Um den Nominierungen einen neuen Drive zu verleihen, wurde Mitte 2015 die Academy um 322 neue, junge, ethnisch vielfältige Mitglieder erweitert, die das Blickfeld der Oscars erweitern sollten (in den Vorjahren wurden stets weniger als jeweils 280 Mitglieder begrüßt). Dieser erste Schritt war begrüßenswert und angesichts dessen, das viele von ihnen, darunter Edgar Wright, öffentlich die Oscar-Werbetrommel für «Mad Max: Fury Road» rührten, womöglich sogar in Teilen erfolgreich. Aber um sich völlig ausdrücken zu können, brauchen diese Mitglieder letztlich doch das größere Nominierungsfeld wie bei den 82. und 83. Academy Awards – und auch die Durchschnitts-Academy-Voter sind, wie bei diesen Oscars klar wurde, fähig, über ihren Tellerrand hinauszublicken. Jedenfalls wenn sie genügend Raum haben, mehr zu feiern, als ihre persönlichen Favoriten. Daher ist deutlich, dass die Academy zu den Regeln von vor wenigen Jahren zurückkehren sollte, um weitere Auslassungen wie sie dieses Mal vorgekommen sind, leichter zu vermeiden.

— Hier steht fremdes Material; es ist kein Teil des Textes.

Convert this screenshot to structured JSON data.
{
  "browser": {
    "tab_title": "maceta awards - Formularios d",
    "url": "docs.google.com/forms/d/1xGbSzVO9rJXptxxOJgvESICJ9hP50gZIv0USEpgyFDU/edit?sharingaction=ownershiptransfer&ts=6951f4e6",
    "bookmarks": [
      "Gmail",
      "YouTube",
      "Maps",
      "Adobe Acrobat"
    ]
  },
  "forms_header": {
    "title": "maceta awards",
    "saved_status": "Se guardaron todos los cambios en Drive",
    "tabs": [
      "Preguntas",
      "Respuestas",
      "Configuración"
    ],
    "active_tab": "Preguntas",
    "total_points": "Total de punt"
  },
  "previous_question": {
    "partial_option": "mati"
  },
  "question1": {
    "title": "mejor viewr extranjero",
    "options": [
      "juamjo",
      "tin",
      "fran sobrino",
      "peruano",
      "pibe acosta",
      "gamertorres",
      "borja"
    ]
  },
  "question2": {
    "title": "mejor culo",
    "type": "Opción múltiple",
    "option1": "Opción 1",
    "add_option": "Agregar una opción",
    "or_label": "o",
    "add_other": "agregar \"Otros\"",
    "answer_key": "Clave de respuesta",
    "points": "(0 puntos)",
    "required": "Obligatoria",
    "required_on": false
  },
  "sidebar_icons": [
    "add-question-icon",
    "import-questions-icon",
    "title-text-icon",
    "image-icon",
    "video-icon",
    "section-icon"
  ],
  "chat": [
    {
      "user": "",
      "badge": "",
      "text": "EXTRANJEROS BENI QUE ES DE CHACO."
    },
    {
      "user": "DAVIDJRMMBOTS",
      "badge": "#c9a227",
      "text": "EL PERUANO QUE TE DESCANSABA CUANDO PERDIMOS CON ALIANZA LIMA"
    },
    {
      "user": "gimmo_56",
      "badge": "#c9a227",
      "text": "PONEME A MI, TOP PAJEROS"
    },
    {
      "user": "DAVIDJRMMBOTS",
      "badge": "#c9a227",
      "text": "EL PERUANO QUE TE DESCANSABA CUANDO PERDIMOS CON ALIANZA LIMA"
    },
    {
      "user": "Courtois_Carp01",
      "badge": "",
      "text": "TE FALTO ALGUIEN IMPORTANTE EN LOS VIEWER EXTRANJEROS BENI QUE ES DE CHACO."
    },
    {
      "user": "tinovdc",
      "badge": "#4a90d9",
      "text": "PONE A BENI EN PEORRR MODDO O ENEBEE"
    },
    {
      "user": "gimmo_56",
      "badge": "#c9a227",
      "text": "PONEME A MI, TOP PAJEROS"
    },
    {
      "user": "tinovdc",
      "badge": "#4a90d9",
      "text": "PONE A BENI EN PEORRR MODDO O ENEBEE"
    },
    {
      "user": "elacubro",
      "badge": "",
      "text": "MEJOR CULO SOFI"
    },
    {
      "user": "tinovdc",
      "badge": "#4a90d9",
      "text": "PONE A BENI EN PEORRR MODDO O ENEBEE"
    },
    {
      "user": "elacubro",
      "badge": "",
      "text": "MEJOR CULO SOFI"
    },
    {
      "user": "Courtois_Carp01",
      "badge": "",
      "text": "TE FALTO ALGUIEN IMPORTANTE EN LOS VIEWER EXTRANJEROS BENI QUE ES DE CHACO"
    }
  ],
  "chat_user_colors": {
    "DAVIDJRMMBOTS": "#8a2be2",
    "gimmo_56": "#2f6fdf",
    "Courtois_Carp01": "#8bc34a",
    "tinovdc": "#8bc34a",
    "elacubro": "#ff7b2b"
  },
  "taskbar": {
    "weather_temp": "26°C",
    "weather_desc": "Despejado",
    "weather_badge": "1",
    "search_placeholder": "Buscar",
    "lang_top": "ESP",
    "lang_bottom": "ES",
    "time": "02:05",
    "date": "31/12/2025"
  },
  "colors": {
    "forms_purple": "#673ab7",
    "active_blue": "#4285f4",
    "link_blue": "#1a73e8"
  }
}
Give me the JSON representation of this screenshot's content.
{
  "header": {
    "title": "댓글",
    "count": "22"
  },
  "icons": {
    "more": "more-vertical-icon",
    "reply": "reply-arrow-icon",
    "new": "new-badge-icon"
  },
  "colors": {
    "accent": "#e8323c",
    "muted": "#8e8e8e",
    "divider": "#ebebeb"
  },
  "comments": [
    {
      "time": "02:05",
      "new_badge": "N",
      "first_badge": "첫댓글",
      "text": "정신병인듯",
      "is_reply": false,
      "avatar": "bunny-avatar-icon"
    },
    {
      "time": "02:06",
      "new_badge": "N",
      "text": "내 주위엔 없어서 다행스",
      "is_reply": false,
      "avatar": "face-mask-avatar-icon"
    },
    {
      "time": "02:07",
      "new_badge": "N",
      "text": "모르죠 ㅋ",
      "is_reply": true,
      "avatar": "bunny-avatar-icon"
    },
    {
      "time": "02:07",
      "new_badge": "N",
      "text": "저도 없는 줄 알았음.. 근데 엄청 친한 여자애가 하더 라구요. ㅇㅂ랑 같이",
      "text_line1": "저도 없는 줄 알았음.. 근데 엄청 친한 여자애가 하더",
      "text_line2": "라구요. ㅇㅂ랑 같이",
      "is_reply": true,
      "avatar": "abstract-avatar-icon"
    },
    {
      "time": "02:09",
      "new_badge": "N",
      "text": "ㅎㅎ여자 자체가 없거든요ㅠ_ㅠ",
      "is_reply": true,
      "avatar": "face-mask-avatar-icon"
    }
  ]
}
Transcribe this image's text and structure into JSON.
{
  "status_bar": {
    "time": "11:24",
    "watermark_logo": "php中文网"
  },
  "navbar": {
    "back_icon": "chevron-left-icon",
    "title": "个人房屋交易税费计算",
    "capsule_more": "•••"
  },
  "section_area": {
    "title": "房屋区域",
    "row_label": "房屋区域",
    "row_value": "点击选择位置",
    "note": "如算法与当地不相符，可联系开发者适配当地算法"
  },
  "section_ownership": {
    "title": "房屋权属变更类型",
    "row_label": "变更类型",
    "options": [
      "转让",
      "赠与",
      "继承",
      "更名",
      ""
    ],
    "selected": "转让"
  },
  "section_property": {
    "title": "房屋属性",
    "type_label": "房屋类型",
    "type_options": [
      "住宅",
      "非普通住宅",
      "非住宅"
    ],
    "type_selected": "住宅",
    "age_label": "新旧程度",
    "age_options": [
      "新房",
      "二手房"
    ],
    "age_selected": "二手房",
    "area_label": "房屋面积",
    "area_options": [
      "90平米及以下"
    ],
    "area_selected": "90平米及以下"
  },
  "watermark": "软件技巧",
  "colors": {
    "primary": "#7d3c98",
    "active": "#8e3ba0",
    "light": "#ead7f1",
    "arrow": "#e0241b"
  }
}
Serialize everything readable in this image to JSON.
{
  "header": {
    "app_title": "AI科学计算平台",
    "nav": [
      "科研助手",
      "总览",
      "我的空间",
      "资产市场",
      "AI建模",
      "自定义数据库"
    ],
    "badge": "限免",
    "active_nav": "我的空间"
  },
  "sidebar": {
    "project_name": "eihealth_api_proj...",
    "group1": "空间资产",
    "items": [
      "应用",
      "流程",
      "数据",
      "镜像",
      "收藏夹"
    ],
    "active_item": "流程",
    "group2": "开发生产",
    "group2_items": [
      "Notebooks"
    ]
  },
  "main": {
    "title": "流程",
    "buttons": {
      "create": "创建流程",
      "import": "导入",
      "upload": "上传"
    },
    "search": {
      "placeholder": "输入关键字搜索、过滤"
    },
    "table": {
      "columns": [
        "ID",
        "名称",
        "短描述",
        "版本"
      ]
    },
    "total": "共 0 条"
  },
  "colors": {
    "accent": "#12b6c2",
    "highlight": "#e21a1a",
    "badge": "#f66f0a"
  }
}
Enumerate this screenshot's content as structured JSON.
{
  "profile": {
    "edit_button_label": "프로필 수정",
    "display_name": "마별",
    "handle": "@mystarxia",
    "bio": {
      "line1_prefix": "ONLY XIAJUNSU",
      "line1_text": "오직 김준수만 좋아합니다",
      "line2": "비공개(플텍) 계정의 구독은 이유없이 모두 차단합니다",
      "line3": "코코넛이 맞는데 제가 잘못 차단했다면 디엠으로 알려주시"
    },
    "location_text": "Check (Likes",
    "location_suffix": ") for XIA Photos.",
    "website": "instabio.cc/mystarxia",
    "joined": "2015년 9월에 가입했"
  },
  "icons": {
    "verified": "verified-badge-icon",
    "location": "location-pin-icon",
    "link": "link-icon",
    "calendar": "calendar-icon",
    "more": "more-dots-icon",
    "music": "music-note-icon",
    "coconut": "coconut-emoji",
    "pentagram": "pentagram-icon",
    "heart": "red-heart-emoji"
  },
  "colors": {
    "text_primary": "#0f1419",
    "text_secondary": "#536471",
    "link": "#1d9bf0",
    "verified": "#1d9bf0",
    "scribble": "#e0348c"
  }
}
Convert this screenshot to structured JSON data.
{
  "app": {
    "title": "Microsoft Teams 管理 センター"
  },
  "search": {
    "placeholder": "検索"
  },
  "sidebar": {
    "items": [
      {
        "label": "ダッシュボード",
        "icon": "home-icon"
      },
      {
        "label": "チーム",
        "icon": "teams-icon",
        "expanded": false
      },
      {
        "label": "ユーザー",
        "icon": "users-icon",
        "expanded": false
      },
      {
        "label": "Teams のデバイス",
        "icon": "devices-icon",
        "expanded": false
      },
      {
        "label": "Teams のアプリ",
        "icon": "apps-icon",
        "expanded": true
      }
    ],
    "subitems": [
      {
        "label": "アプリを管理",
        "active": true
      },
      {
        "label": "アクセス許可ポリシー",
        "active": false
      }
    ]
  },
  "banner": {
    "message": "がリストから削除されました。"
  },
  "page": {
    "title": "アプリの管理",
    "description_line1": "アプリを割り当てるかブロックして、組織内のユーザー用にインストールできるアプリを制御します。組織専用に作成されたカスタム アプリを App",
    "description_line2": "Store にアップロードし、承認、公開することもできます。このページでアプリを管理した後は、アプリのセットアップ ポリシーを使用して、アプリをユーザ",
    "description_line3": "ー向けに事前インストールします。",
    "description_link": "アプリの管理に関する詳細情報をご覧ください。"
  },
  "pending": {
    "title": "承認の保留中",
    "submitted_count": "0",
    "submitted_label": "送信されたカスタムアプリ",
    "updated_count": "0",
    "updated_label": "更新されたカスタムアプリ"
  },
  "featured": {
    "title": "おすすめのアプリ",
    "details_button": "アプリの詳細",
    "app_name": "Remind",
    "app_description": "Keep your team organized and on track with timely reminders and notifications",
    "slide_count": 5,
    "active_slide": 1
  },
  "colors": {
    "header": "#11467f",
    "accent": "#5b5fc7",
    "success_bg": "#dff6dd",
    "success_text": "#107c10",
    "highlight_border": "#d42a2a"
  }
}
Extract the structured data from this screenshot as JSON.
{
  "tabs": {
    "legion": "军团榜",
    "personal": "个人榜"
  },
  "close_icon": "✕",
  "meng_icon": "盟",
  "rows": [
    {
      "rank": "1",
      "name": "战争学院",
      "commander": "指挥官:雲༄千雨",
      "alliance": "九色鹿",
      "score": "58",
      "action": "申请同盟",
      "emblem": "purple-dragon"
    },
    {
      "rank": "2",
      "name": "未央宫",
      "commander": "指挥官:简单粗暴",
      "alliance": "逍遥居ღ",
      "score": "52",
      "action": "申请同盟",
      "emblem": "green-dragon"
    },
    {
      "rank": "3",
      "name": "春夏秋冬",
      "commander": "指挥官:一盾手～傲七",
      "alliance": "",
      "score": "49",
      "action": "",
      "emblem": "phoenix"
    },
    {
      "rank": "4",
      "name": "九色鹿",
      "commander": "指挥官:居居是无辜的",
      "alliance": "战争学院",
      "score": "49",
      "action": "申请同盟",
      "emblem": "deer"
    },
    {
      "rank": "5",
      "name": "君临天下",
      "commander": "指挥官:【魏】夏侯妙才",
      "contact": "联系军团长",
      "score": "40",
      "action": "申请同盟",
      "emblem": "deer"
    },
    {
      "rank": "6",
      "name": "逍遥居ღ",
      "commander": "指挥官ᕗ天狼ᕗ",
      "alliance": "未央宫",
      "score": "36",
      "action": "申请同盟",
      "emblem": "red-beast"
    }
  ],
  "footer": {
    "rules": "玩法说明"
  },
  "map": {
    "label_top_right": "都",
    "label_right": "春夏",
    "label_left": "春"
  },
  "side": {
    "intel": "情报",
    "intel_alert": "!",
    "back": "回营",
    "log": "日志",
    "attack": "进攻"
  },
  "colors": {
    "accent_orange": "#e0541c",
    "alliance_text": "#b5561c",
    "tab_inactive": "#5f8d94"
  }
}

Und angesichts dessen, dass auch allmählich immer mehr gute Rollen für Schauspielende angeboten werden, die nicht wie der Durchschnittsvoter männlich und/oder weiß sind, bieten sich auch entsprechende Regeländerungen – also eine Erweiterung des Feldes über die üblichen Fünf hinaus – bei den Darstellerkategorien an. Academy-Präsidentin Cheryl Boone Isaacs zumindest erkennt, dass es ein Problem dahingehend gibt, wie die Oscars die größten Leistungen Hollywoods widerspiegeln: „Wir müssen vorankommen“, sagt sie gegenüber ‚Deadline Hollywood‘ im Hinblick auf mehr Vielfalt. „Natürlich bin ich enttäuscht, dennoch soll das nicht von der Klasse der nominierten Filme ablenken.“
Selbst wenn da wohl die bemühte Diplomatie einer Organisationsvorsitzenden aus Isaacs spricht, so hat sie Recht: Es wurden viele, starke Leistungen nominiert. Und daran sollte niemand rütteln. Zukünftig dürfen es nur gern noch mehr großartige Leistungen sein, die Anerkennung erhalten.